Odds of Becoming an All-American: 

5–Star: 1 in 4.

Top 100: 1 in 6.

4–Star: 1 in 16.

3–Star: 1 in 56.

2–Star: 1 in 127.

All FBS Signees: 1 in 45

It takes talent to win. In most cases it emerges early.

Dan Lanning and his staff have elevated Oregon to a new stratosphere in the recruiting wars. The Ducks are dueling Alabama, Georgia, and Ohio State for the most-coveted high school players in the nation, four and five-star kids with tremendous potential. Five-star prospects become All-Americans (and first-round draft choices) at a much higher rate than their peers.

In the playoff era only one team has ever won a national championship with less than 50% blue-chip players. (Blue-chips are players rated four and five-stars.) The Blue-Chip Ratio is a formula developed by Bud Elliott of 247Sports.


Of course, some of those blue-chip recruits bust out.
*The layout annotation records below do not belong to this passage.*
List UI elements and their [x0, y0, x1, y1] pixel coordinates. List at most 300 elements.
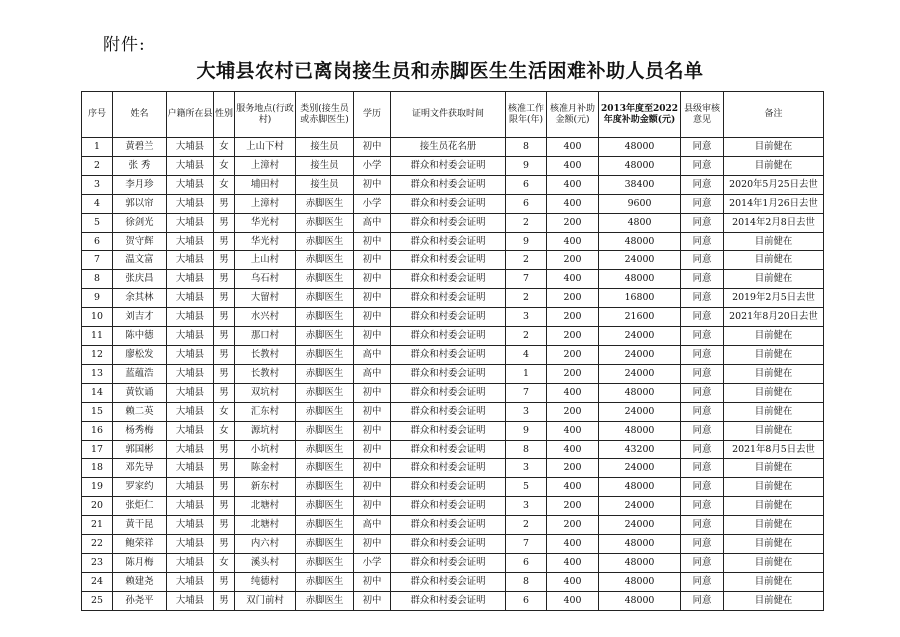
cell-monthly-subsidy: 400: [547, 383, 599, 402]
cell-index: 12: [82, 345, 113, 364]
cell-monthly-subsidy: 200: [547, 345, 599, 364]
cell-education: 小学: [354, 194, 391, 213]
cell-proof-document: 群众和村委会证明: [391, 364, 506, 383]
cell-education: 初中: [354, 535, 391, 554]
table-row: [82, 553, 824, 572]
cell-gender: 男: [214, 232, 235, 251]
cell-service-village: 水兴村: [235, 308, 296, 327]
cell-category: 接生员: [296, 175, 354, 194]
column-header-index: 序号: [82, 92, 113, 138]
cell-county: 大埔县: [167, 402, 214, 421]
cell-monthly-subsidy: 400: [547, 572, 599, 591]
cell-category: 赤脚医生: [296, 572, 354, 591]
table-row: [82, 516, 824, 535]
cell-gender: 男: [214, 383, 235, 402]
cell-service-village: 陈金村: [235, 459, 296, 478]
cell-county-review: 同意: [681, 175, 724, 194]
cell-county: 大埔县: [167, 364, 214, 383]
cell-county: 大埔县: [167, 270, 214, 289]
cell-total-subsidy: 48000: [599, 572, 681, 591]
cell-service-village: 华光村: [235, 232, 296, 251]
cell-gender: 女: [214, 138, 235, 157]
cell-total-subsidy: 24000: [599, 251, 681, 270]
table-row: [82, 232, 824, 251]
cell-education: 小学: [354, 156, 391, 175]
cell-gender: 女: [214, 402, 235, 421]
cell-category: 赤脚医生: [296, 553, 354, 572]
cell-monthly-subsidy: 200: [547, 364, 599, 383]
cell-remarks: 2019年2月5日去世: [724, 289, 824, 308]
table-row: [82, 213, 824, 232]
cell-name: 赖建尧: [113, 572, 167, 591]
cell-gender: 女: [214, 156, 235, 175]
cell-proof-document: 群众和村委会证明: [391, 156, 506, 175]
cell-name: 罗家约: [113, 478, 167, 497]
cell-work-years: 2: [506, 327, 547, 346]
cell-proof-document: 群众和村委会证明: [391, 194, 506, 213]
cell-total-subsidy: 48000: [599, 535, 681, 554]
cell-education: 初中: [354, 308, 391, 327]
cell-index: 16: [82, 421, 113, 440]
cell-gender: 男: [214, 591, 235, 610]
cell-county-review: 同意: [681, 383, 724, 402]
column-header-monthly-subsidy: 核准月补助金额(元): [547, 92, 599, 138]
cell-remarks: 目前健在: [724, 364, 824, 383]
cell-remarks: 2021年8月5日去世: [724, 440, 824, 459]
cell-work-years: 6: [506, 175, 547, 194]
cell-monthly-subsidy: 400: [547, 535, 599, 554]
cell-index: 3: [82, 175, 113, 194]
cell-proof-document: 群众和村委会证明: [391, 383, 506, 402]
cell-category: 赤脚医生: [296, 213, 354, 232]
cell-education: 高中: [354, 213, 391, 232]
cell-county: 大埔县: [167, 497, 214, 516]
cell-proof-document: 群众和村委会证明: [391, 553, 506, 572]
cell-monthly-subsidy: 400: [547, 138, 599, 157]
cell-category: 赤脚医生: [296, 383, 354, 402]
cell-county: 大埔县: [167, 289, 214, 308]
cell-county: 大埔县: [167, 232, 214, 251]
table-row: [82, 308, 824, 327]
cell-gender: 男: [214, 516, 235, 535]
cell-total-subsidy: 24000: [599, 459, 681, 478]
cell-proof-document: 群众和村委会证明: [391, 478, 506, 497]
cell-total-subsidy: 9600: [599, 194, 681, 213]
cell-service-village: 上漳村: [235, 156, 296, 175]
cell-county: 大埔县: [167, 553, 214, 572]
cell-service-village: 北塘村: [235, 516, 296, 535]
cell-monthly-subsidy: 200: [547, 213, 599, 232]
cell-gender: 男: [214, 194, 235, 213]
cell-total-subsidy: 24000: [599, 345, 681, 364]
cell-county: 大埔县: [167, 535, 214, 554]
cell-index: 1: [82, 138, 113, 157]
cell-proof-document: 群众和村委会证明: [391, 516, 506, 535]
cell-gender: 男: [214, 497, 235, 516]
cell-service-village: 埔田村: [235, 175, 296, 194]
column-header-name: 姓名: [113, 92, 167, 138]
cell-category: 赤脚医生: [296, 591, 354, 610]
cell-total-subsidy: 24000: [599, 402, 681, 421]
column-header-total-subsidy: 2013年度至2022年度补助金额(元): [599, 92, 681, 138]
column-header-county: 户籍所在县: [167, 92, 214, 138]
cell-category: 赤脚医生: [296, 497, 354, 516]
cell-gender: 女: [214, 553, 235, 572]
cell-service-village: 北塘村: [235, 497, 296, 516]
cell-remarks: 目前健在: [724, 402, 824, 421]
cell-county-review: 同意: [681, 535, 724, 554]
cell-county: 大埔县: [167, 175, 214, 194]
cell-remarks: 目前健在: [724, 497, 824, 516]
cell-index: 24: [82, 572, 113, 591]
cell-total-subsidy: 48000: [599, 421, 681, 440]
cell-work-years: 8: [506, 572, 547, 591]
cell-gender: 女: [214, 175, 235, 194]
cell-county: 大埔县: [167, 251, 214, 270]
cell-total-subsidy: 43200: [599, 440, 681, 459]
cell-remarks: 目前健在: [724, 156, 824, 175]
cell-remarks: 目前健在: [724, 232, 824, 251]
table-row: [82, 289, 824, 308]
cell-county: 大埔县: [167, 516, 214, 535]
cell-service-village: 源坑村: [235, 421, 296, 440]
cell-work-years: 2: [506, 516, 547, 535]
cell-name: 郭国彬: [113, 440, 167, 459]
column-header-education: 学历: [354, 92, 391, 138]
cell-education: 初中: [354, 251, 391, 270]
cell-gender: 女: [214, 421, 235, 440]
cell-index: 18: [82, 459, 113, 478]
cell-county-review: 同意: [681, 553, 724, 572]
cell-remarks: 目前健在: [724, 535, 824, 554]
cell-service-village: 华光村: [235, 213, 296, 232]
cell-name: 温文富: [113, 251, 167, 270]
cell-total-subsidy: 48000: [599, 270, 681, 289]
cell-service-village: 双门前村: [235, 591, 296, 610]
cell-category: 赤脚医生: [296, 232, 354, 251]
cell-service-village: 上漳村: [235, 194, 296, 213]
cell-remarks: 目前健在: [724, 383, 824, 402]
cell-total-subsidy: 24000: [599, 364, 681, 383]
cell-name: 李月珍: [113, 175, 167, 194]
cell-index: 23: [82, 553, 113, 572]
cell-county-review: 同意: [681, 270, 724, 289]
cell-total-subsidy: 48000: [599, 156, 681, 175]
cell-index: 14: [82, 383, 113, 402]
cell-work-years: 1: [506, 364, 547, 383]
cell-name: 张炬仁: [113, 497, 167, 516]
cell-total-subsidy: 48000: [599, 553, 681, 572]
cell-gender: 男: [214, 364, 235, 383]
cell-name: 陈月梅: [113, 553, 167, 572]
cell-category: 赤脚医生: [296, 459, 354, 478]
cell-index: 4: [82, 194, 113, 213]
cell-work-years: 9: [506, 232, 547, 251]
table-row: [82, 345, 824, 364]
table-row: [82, 535, 824, 554]
roster-table: [81, 91, 824, 611]
cell-work-years: 5: [506, 478, 547, 497]
table-row: [82, 497, 824, 516]
cell-gender: 男: [214, 289, 235, 308]
column-header-service-village: 服务地点(行政村): [235, 92, 296, 138]
cell-county: 大埔县: [167, 421, 214, 440]
cell-name: 孙尧平: [113, 591, 167, 610]
cell-name: 黄干昆: [113, 516, 167, 535]
cell-gender: 男: [214, 308, 235, 327]
cell-county: 大埔县: [167, 459, 214, 478]
table-row: [82, 270, 824, 289]
cell-name: 黄钦诵: [113, 383, 167, 402]
cell-service-village: 乌石村: [235, 270, 296, 289]
table-row: [82, 572, 824, 591]
cell-work-years: 6: [506, 553, 547, 572]
cell-remarks: 目前健在: [724, 138, 824, 157]
table-row: [82, 251, 824, 270]
cell-education: 初中: [354, 459, 391, 478]
cell-proof-document: 群众和村委会证明: [391, 345, 506, 364]
cell-total-subsidy: 48000: [599, 591, 681, 610]
cell-proof-document: 群众和村委会证明: [391, 327, 506, 346]
column-header-work-years: 核准工作限年(年): [506, 92, 547, 138]
cell-name: 张庆昌: [113, 270, 167, 289]
cell-service-village: 新东村: [235, 478, 296, 497]
table-row: [82, 478, 824, 497]
cell-work-years: 7: [506, 535, 547, 554]
cell-proof-document: 群众和村委会证明: [391, 440, 506, 459]
cell-service-village: 汇东村: [235, 402, 296, 421]
cell-county-review: 同意: [681, 572, 724, 591]
cell-county: 大埔县: [167, 440, 214, 459]
cell-name: 邓先导: [113, 459, 167, 478]
cell-remarks: 目前健在: [724, 327, 824, 346]
cell-name: 张 秀: [113, 156, 167, 175]
cell-remarks: 目前健在: [724, 459, 824, 478]
cell-name: 郭以帘: [113, 194, 167, 213]
cell-gender: 男: [214, 345, 235, 364]
cell-index: 9: [82, 289, 113, 308]
cell-proof-document: 群众和村委会证明: [391, 308, 506, 327]
cell-county: 大埔县: [167, 572, 214, 591]
cell-gender: 男: [214, 440, 235, 459]
cell-category: 赤脚医生: [296, 402, 354, 421]
cell-county-review: 同意: [681, 327, 724, 346]
cell-proof-document: 群众和村委会证明: [391, 213, 506, 232]
cell-gender: 男: [214, 327, 235, 346]
cell-monthly-subsidy: 400: [547, 270, 599, 289]
cell-category: 接生员: [296, 156, 354, 175]
cell-proof-document: 群众和村委会证明: [391, 402, 506, 421]
cell-education: 初中: [354, 402, 391, 421]
cell-work-years: 7: [506, 270, 547, 289]
cell-county-review: 同意: [681, 138, 724, 157]
cell-index: 15: [82, 402, 113, 421]
cell-name: 鲍荣祥: [113, 535, 167, 554]
cell-county: 大埔县: [167, 194, 214, 213]
cell-county-review: 同意: [681, 478, 724, 497]
cell-service-village: 长教村: [235, 345, 296, 364]
roster-table-body: [82, 138, 824, 611]
cell-total-subsidy: 48000: [599, 232, 681, 251]
cell-index: 17: [82, 440, 113, 459]
cell-category: 接生员: [296, 138, 354, 157]
cell-total-subsidy: 24000: [599, 497, 681, 516]
cell-county-review: 同意: [681, 156, 724, 175]
cell-service-village: 那口村: [235, 327, 296, 346]
cell-total-subsidy: 16800: [599, 289, 681, 308]
cell-proof-document: 群众和村委会证明: [391, 175, 506, 194]
cell-monthly-subsidy: 200: [547, 251, 599, 270]
cell-remarks: 2021年8月20日去世: [724, 308, 824, 327]
cell-monthly-subsidy: 400: [547, 175, 599, 194]
cell-county: 大埔县: [167, 308, 214, 327]
cell-county-review: 同意: [681, 591, 724, 610]
cell-county-review: 同意: [681, 194, 724, 213]
cell-gender: 男: [214, 535, 235, 554]
cell-proof-document: 群众和村委会证明: [391, 459, 506, 478]
cell-remarks: 目前健在: [724, 478, 824, 497]
table-header-row: [82, 92, 824, 138]
cell-name: 赖二英: [113, 402, 167, 421]
cell-category: 赤脚医生: [296, 440, 354, 459]
cell-monthly-subsidy: 200: [547, 459, 599, 478]
document-title: 大埔县农村已离岗接生员和赤脚医生生活困难补助人员名单: [196, 60, 704, 82]
table-row: [82, 364, 824, 383]
cell-category: 赤脚医生: [296, 535, 354, 554]
cell-monthly-subsidy: 400: [547, 194, 599, 213]
table-row: [82, 327, 824, 346]
cell-county: 大埔县: [167, 213, 214, 232]
cell-education: 初中: [354, 175, 391, 194]
cell-index: 21: [82, 516, 113, 535]
cell-service-village: 溪头村: [235, 553, 296, 572]
cell-proof-document: 群众和村委会证明: [391, 591, 506, 610]
cell-service-village: 上山下村: [235, 138, 296, 157]
column-header-remarks: 备注: [724, 92, 824, 138]
cell-county-review: 同意: [681, 345, 724, 364]
cell-name: 余其林: [113, 289, 167, 308]
cell-county-review: 同意: [681, 516, 724, 535]
cell-education: 小学: [354, 553, 391, 572]
cell-name: 杨秀梅: [113, 421, 167, 440]
cell-county: 大埔县: [167, 327, 214, 346]
cell-work-years: 2: [506, 251, 547, 270]
cell-category: 赤脚医生: [296, 289, 354, 308]
table-row: [82, 421, 824, 440]
cell-county: 大埔县: [167, 478, 214, 497]
cell-service-village: 上山村: [235, 251, 296, 270]
cell-total-subsidy: 48000: [599, 138, 681, 157]
cell-monthly-subsidy: 200: [547, 497, 599, 516]
cell-education: 初中: [354, 232, 391, 251]
cell-index: 7: [82, 251, 113, 270]
table-row: [82, 459, 824, 478]
cell-monthly-subsidy: 400: [547, 553, 599, 572]
cell-education: 高中: [354, 364, 391, 383]
table-row: [82, 440, 824, 459]
column-header-county-review: 县级审核意见: [681, 92, 724, 138]
cell-category: 赤脚医生: [296, 516, 354, 535]
cell-county-review: 同意: [681, 402, 724, 421]
cell-county-review: 同意: [681, 213, 724, 232]
cell-proof-document: 群众和村委会证明: [391, 270, 506, 289]
cell-remarks: 2020年5月25日去世: [724, 175, 824, 194]
cell-service-village: 纯德村: [235, 572, 296, 591]
cell-total-subsidy: 24000: [599, 327, 681, 346]
cell-work-years: 6: [506, 194, 547, 213]
cell-monthly-subsidy: 400: [547, 591, 599, 610]
cell-proof-document: 群众和村委会证明: [391, 232, 506, 251]
cell-index: 13: [82, 364, 113, 383]
cell-county: 大埔县: [167, 591, 214, 610]
cell-monthly-subsidy: 200: [547, 402, 599, 421]
cell-county-review: 同意: [681, 289, 724, 308]
cell-proof-document: 群众和村委会证明: [391, 251, 506, 270]
cell-index: 2: [82, 156, 113, 175]
column-header-gender: 性别: [214, 92, 235, 138]
cell-name: 蓝蕴浩: [113, 364, 167, 383]
cell-education: 初中: [354, 327, 391, 346]
cell-county-review: 同意: [681, 232, 724, 251]
cell-service-village: 长教村: [235, 364, 296, 383]
cell-total-subsidy: 48000: [599, 478, 681, 497]
cell-index: 8: [82, 270, 113, 289]
cell-work-years: 7: [506, 383, 547, 402]
cell-county: 大埔县: [167, 156, 214, 175]
cell-remarks: 目前健在: [724, 516, 824, 535]
cell-service-village: 双坑村: [235, 383, 296, 402]
cell-county-review: 同意: [681, 251, 724, 270]
cell-total-subsidy: 48000: [599, 383, 681, 402]
cell-education: 初中: [354, 289, 391, 308]
cell-service-village: 大留村: [235, 289, 296, 308]
cell-gender: 男: [214, 213, 235, 232]
cell-index: 10: [82, 308, 113, 327]
cell-category: 赤脚医生: [296, 194, 354, 213]
cell-monthly-subsidy: 200: [547, 308, 599, 327]
cell-county-review: 同意: [681, 421, 724, 440]
cell-education: 初中: [354, 383, 391, 402]
cell-index: 19: [82, 478, 113, 497]
cell-work-years: 2: [506, 289, 547, 308]
cell-remarks: 目前健在: [724, 591, 824, 610]
cell-proof-document: 群众和村委会证明: [391, 289, 506, 308]
cell-monthly-subsidy: 400: [547, 478, 599, 497]
cell-index: 6: [82, 232, 113, 251]
cell-work-years: 9: [506, 421, 547, 440]
cell-education: 初中: [354, 421, 391, 440]
cell-work-years: 3: [506, 459, 547, 478]
cell-county-review: 同意: [681, 364, 724, 383]
cell-category: 赤脚医生: [296, 327, 354, 346]
cell-proof-document: 群众和村委会证明: [391, 535, 506, 554]
cell-remarks: 目前健在: [724, 251, 824, 270]
cell-education: 初中: [354, 138, 391, 157]
cell-category: 赤脚医生: [296, 364, 354, 383]
cell-monthly-subsidy: 400: [547, 440, 599, 459]
cell-remarks: 目前健在: [724, 270, 824, 289]
cell-category: 赤脚医生: [296, 270, 354, 289]
cell-education: 高中: [354, 345, 391, 364]
cell-index: 25: [82, 591, 113, 610]
column-header-proof-document: 证明文件获取时间: [391, 92, 506, 138]
cell-county: 大埔县: [167, 138, 214, 157]
cell-gender: 男: [214, 572, 235, 591]
cell-monthly-subsidy: 200: [547, 327, 599, 346]
cell-monthly-subsidy: 200: [547, 289, 599, 308]
cell-service-village: 内六村: [235, 535, 296, 554]
cell-work-years: 9: [506, 156, 547, 175]
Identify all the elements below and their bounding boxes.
The adjustment to college is a challenge to anyone, football player or not. A few five-star kids lose interest in the game or find they don't really like it all that much. Away from the watchful eyes of their parents and trainers they get distracted. The physical advantages they had in high school become narrower: they can't coast on the size and speed that allowed them to dominate in their hometown league.

But the biggest danger for the highly touted, gifted players at the top is that some fall in love with the perks of fame rather than the process.  Watching these guys, you get the feeling their plan is to flash enough of their talent to get noticed, as if they're saving themselves for the pros.

Part of a coach's job is to not only evaluate the film and the physical skills, but to ask the right questions and assess a player's character. It's important to identify the ones who truly love football and want to succeed at the level they're at. The goal at Oregon is to win the school's first national championship while helping players reach their full potential. 

To do anything less than your best is to sacrifice the gift.